The results of this study show that both the blood flow and structural penumbras in PVWMHs have extents of 14 mm. Unlike the blood flow penumbra of DWMH, which is larger than the structural penumbra, the blood flow penumbra of PVWMH is almost the same as the structural penumbra. First, this may be due to the original structural or hemodynamic differences in the normal periventricular white matter and deep white matter originally, resulting in differences in WMH penumbras [34, 35]. A recent study found that the FA values are lower in PVWMHs than in DWMHs, suggesting the presence of different mechanistic contributions to WMHs based on location [36]. Second, this may also be due to different etiologies leading to different pathophysiology. The etiopathogenesis of CSVD reflects several mechanisms. It mainly includes blood‒brain barrier dysfunction, impaired vasodilation, vessel stiffening, dysfunctional blood flow and interstitial fluid drainage, white matter rarefaction, ischemia, inflammation, myelin damage, and secondary neurodegeneration [37]. We speculate that a variety of factors lead to structural damage in PVWMH-P, not just reduced perfusion. This is consistent with previous pathologists' hypothesis that DWMH changes present more hypoxic/ischemic damage, whereas PVWMH changes may have a greater inflammatory/metabolic component [38, 39]. Finally, it may also be related to the histopathological differences between the two sites. PVWMHs are characterized by gliosis, loosening of the white matter fibers, and myelin loss, while DWMHs may present less gliosis but more axonal loss, vacuolization, and arteriolosclerosis [40].

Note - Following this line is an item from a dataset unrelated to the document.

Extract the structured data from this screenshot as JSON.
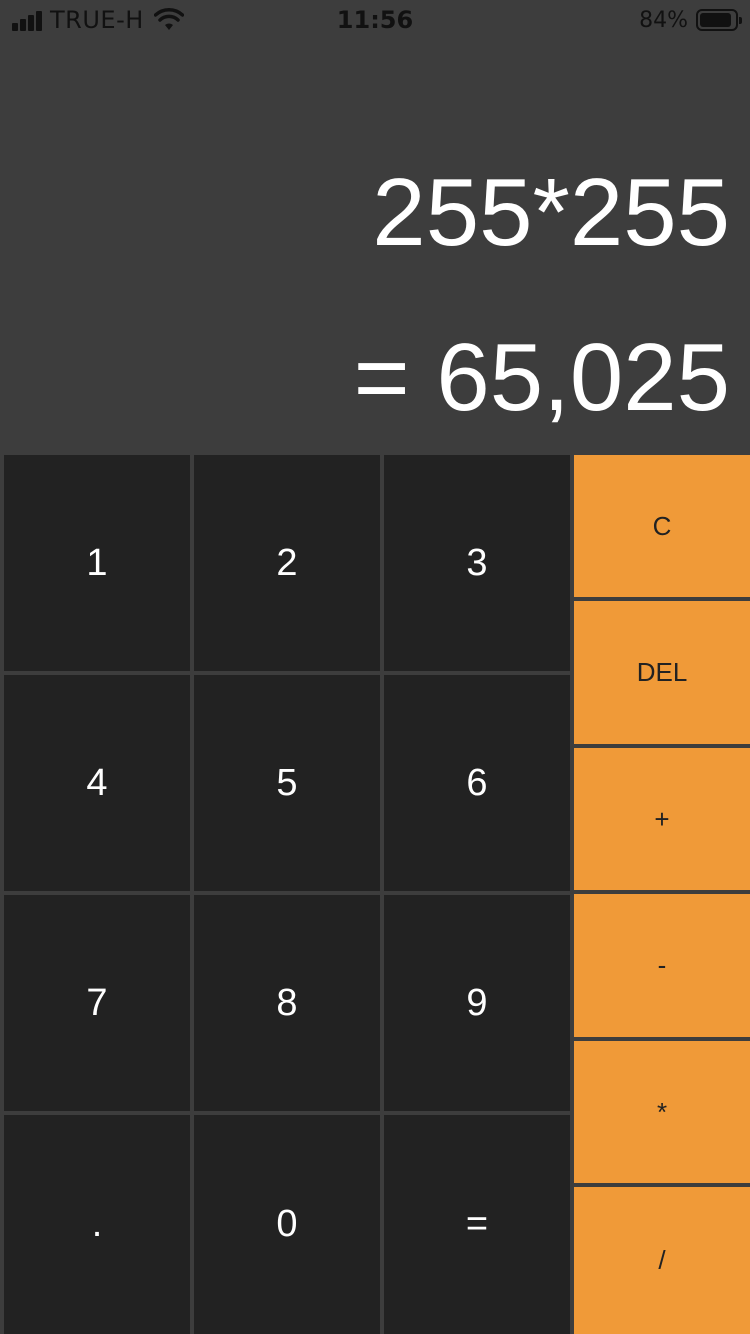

WMH progression is traditionally thought to be continuous and uniform; it is now known to be a dynamic and highly variable process that sometimes regresses [41, 42]. Although we have not conducted longitudinal studies, it is worth mentioning that some longitudinal studies have found that the changes in penumbra microstructure are related to progress, which means that there are new targets for treatment [10, 43]. The changes in the penumbra signal may further our understanding of the underlying etiology of early WMH development and expansion. This is crucial to preventing WMH growth and the subsequent development of cognitive and motor impairment. Finding early reversible alterations would help to identify a biomarker for trials designed with the objective of slowing or reversing the effects of WMH development.

Limitations

There are several limitations in this study. First, the sample size of this study was relatively small, and it was a cross-sectional study. In the future, we should increase the sample size and conduct a longitudinal study. Second, even though the blood flow and structure of the white matter may differ from region to region, this study only measured the average NAWM layer equidistant from a WMH. Third, part of the NAWM layer extended into the subcortical white matter while the microstructure could be different between deep and subcortical white matter [44]. This is also a limitation of this study. Fourth, the CBF and DTI/DKI maps with lower spatial resolution were registered to 3D T1WI with higher spatial resolution, so the values of the CBF and DTI/DKI parameters might not be the true values associated with each voxel. Finally, it is also necessary to further study the change in WMH-P signaling and its relationship with clinical manifestations such as cognitive status and motor function.

Conclusion

In conclusion, DTI/DKI and ASL can show the structural and blood flow changes in brain tissue surrounding WMHs, indicating that the scope of WM injury extends beyond visible lesions commonly observed on conventional MRI. In DWMH-P, the CBF penumbra is larger than the structural penumbra, but in PVWMH-P, the ranges of the CBF and structural penumbra extents are almost the same.